Bereits offiziell ist, dass der bisherige Geschäftsbereichsleiter Finanzen, Michael Lämmermann, Finanzvorstand wird. Verantwortlicher für das operative Geschäft soll nach Informationen des „Manager Magazins“ Adidas-Chefeinkäufer Andy Koehler werden. Puma hat diese Personalie bislang nicht bestätigt.

 

  • 13.12.2012, 12:04 UhrKaetzchen

    Es muss noch einen anderen Weg ... als ... billigst einkaufen, viel Werbung & TamTam und teuer verkaufen geben.

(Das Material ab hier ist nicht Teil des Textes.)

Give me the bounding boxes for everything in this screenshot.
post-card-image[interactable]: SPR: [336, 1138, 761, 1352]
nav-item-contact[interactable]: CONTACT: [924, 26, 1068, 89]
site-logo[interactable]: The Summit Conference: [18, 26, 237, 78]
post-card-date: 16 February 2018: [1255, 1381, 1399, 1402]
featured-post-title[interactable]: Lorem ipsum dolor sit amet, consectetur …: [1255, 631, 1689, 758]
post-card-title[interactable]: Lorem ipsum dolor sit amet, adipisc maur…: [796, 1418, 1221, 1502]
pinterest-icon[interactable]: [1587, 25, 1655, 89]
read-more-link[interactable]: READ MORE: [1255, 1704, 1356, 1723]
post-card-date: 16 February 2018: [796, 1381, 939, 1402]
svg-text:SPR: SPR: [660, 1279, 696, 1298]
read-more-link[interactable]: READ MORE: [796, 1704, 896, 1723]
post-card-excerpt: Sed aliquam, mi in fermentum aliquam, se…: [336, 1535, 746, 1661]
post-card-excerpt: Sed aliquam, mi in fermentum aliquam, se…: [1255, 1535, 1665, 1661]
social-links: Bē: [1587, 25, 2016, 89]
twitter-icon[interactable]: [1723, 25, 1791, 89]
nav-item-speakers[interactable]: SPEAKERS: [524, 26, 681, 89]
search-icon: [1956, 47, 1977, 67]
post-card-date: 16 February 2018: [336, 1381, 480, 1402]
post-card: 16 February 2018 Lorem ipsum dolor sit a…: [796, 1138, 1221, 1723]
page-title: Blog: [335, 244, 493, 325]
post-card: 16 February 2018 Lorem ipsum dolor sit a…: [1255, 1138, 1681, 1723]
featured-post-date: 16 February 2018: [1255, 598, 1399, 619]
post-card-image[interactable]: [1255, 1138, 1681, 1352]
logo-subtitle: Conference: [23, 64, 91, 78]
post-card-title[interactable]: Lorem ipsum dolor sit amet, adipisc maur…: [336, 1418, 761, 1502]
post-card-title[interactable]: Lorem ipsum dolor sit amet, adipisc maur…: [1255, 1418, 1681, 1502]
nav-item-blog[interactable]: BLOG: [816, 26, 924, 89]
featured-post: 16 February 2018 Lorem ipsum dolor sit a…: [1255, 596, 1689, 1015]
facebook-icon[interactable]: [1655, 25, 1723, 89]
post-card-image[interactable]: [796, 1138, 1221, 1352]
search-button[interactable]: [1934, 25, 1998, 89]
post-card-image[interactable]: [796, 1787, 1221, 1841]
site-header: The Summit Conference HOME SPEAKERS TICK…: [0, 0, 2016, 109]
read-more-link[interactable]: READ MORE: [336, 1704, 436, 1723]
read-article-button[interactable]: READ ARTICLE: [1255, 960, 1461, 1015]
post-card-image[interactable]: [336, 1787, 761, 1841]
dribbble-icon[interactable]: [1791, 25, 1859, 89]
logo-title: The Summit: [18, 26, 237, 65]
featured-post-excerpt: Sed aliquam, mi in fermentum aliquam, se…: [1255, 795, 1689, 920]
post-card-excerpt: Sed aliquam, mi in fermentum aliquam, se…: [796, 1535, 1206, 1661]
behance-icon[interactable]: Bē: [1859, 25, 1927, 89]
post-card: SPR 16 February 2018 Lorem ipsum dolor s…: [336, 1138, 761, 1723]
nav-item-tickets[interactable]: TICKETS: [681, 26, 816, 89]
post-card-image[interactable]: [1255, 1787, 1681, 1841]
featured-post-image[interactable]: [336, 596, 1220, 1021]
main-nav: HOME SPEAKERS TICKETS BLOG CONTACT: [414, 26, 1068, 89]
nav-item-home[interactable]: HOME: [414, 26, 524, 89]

    PUMA hat auch gelitten, weil "billigst in Asien" gemacht und teuer verkauft. Deweiteren, weil es sich selbst konsequent auf eine "junge Mädchenmarke" zurechtstutzte. Hier ist die Konkurrenz groß und bei jungen Kunden wechseln Markenbeliebtheit schnell von HIP auf "Non Marke". PUMA verlor hier viel Glanz und hatte den Mangel die "Altkunden" verbrämt zu haben; die haben sich zwischenzeitlich anderen Marken zugewendet. PUMA hat es schlicht verschlafen.

    Nun kommt die Quittung. PUMA kann sich aber glücklich schätzen einem breiter aufgestellten Markenkonzern zu gehören; PUMA kann sich langsam wieder herausarbeiten. Vielleicht muss PUMA aber in der Markenwahrnehmung und Preisverkaufsbildung für Jahre von seinem hohen Roß absteigen. Es ist wahrscheinlich. Auch sollte PUMA sich wieder Mühe mit "normalen Männerkollekionen" (auch in größeren Konfektionsmaßen) geben. Nicht jeder ist ein "XS"-Typ und unter 20 Jahre alt.